Der Trainernachbar Hoeneß ist jetzt schon Geschichte. Mit Beginn der Saison 2009/10 hat er sich von seinem Platz auf der Auswechselbank verabschiedet, aber noch läuft der Entzug. In 30 Jahren hat er nur fünf Spiele dort unten, hautnah an der Grasnarbe, verpasst. Nun ist er umgezogen, nach oben auf die VIP-Tribüne. Dort ist er auf Distanz. Für Hoeneß als Oberfan des FC Bayern war der Torjubel zum Anfassen stets das Arbeitselixier. Da ist er einfach ein Fußballer, ein Romantiker. Einer, für den ein wichtiges Tor, ein schönes Spiel größer ist als jede Sponsorenmillion. Einer, der Rituale pflegt. In den Minuten vor dem Anpfiff jeder Partie putzt er rasch noch die Brille. Bei fast jedem Wetter hat er seine rote Stadionjacke dabei. Wenn es schlecht läuft für die Roten, nähert sich seine Gesichtsfarbe der des Anoraks an. Seine Mimik, seine Körpersprache sind die menschliche Anzeigetafel: Seht her, so steht’s.
40 Jahre FC Bayern, knapp zehn auf dem Platz, rund 30 auf der Bank. Die Leidenschaft wohnt weiter in ihm, dieses Fulltime-Herzblut, rot-weißes Adrenalin all inclusive. Er ist der erste Fan und der oberste Anwalt seines Lebenswerks.
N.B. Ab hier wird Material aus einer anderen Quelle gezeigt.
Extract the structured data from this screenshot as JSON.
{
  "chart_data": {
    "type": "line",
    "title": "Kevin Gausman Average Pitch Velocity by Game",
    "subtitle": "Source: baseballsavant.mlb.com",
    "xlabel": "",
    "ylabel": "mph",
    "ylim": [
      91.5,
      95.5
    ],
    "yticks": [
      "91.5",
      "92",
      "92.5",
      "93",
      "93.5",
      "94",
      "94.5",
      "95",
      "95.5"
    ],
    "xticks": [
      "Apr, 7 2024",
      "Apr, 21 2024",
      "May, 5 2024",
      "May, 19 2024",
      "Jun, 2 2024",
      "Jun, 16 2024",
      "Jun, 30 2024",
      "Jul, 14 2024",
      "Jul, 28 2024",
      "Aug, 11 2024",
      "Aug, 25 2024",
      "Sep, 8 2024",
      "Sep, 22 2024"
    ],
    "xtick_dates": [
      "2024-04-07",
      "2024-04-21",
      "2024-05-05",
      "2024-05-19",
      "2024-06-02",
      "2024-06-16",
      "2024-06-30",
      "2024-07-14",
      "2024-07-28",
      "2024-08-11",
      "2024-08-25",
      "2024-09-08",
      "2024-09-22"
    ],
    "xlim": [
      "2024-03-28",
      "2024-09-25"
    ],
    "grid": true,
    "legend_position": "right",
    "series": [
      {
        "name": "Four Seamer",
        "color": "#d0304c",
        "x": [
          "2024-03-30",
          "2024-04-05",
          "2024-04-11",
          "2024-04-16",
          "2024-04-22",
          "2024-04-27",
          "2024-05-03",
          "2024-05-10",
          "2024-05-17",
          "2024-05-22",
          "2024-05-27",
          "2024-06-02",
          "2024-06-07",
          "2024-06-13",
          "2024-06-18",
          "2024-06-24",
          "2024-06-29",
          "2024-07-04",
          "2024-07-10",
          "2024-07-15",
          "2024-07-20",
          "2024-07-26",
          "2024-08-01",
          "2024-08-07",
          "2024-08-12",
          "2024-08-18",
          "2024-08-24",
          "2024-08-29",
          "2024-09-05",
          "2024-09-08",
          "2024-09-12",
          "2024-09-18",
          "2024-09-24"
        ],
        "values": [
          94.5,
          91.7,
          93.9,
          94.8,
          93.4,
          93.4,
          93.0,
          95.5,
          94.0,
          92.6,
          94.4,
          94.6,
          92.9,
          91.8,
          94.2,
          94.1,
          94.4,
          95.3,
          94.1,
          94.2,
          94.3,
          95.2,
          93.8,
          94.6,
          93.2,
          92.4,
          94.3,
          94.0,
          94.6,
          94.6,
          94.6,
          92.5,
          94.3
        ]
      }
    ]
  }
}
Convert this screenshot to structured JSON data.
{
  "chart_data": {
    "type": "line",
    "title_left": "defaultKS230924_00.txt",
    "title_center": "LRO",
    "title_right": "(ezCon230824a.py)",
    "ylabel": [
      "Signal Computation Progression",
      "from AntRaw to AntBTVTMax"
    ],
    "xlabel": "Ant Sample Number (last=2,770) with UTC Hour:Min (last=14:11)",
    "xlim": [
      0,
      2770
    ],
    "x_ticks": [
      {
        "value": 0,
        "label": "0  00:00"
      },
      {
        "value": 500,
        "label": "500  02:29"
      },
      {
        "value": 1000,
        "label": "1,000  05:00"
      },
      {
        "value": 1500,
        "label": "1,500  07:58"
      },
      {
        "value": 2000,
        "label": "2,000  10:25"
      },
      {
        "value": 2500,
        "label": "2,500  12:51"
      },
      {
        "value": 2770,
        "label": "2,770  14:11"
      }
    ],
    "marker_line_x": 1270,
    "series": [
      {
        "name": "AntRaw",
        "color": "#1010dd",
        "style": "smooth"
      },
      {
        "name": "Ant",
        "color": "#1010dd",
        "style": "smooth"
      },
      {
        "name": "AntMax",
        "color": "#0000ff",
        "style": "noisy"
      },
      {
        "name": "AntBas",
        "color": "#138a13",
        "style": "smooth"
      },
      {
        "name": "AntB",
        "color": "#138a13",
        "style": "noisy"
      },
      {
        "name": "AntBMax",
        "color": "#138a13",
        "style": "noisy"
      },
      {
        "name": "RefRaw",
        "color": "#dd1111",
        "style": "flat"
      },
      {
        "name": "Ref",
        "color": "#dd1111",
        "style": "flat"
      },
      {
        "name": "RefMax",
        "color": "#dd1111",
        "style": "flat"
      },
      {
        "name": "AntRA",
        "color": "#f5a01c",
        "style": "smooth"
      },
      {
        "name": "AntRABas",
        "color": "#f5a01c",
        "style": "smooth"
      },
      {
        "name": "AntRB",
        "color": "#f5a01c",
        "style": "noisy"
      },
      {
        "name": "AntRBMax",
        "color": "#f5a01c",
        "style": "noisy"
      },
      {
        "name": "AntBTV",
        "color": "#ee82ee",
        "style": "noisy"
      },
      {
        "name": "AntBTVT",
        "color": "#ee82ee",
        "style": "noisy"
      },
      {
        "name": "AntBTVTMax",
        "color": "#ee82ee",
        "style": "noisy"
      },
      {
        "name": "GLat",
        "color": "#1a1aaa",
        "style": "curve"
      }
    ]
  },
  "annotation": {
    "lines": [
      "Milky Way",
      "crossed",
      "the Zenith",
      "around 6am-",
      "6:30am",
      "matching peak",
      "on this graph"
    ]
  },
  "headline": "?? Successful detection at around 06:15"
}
Als Spieler stand er eher für die leisen Töne, seine Stimme war ruhig und sanft. Kein Vergleich zum O-Ton des Managers – zu den Momenten, in denen er sich nach Spielen gegenüber den Reportern leicht reizbar in Rage redet. Meist verschränkt er die Arme hinter dem Rücken, stellt sich auf die Zehenspitzen und wippt mit dem Oberkörper in Richtung des Angeklagten. Er spricht dann so schnell, dass die Worte seine Gedanken rechts überholen.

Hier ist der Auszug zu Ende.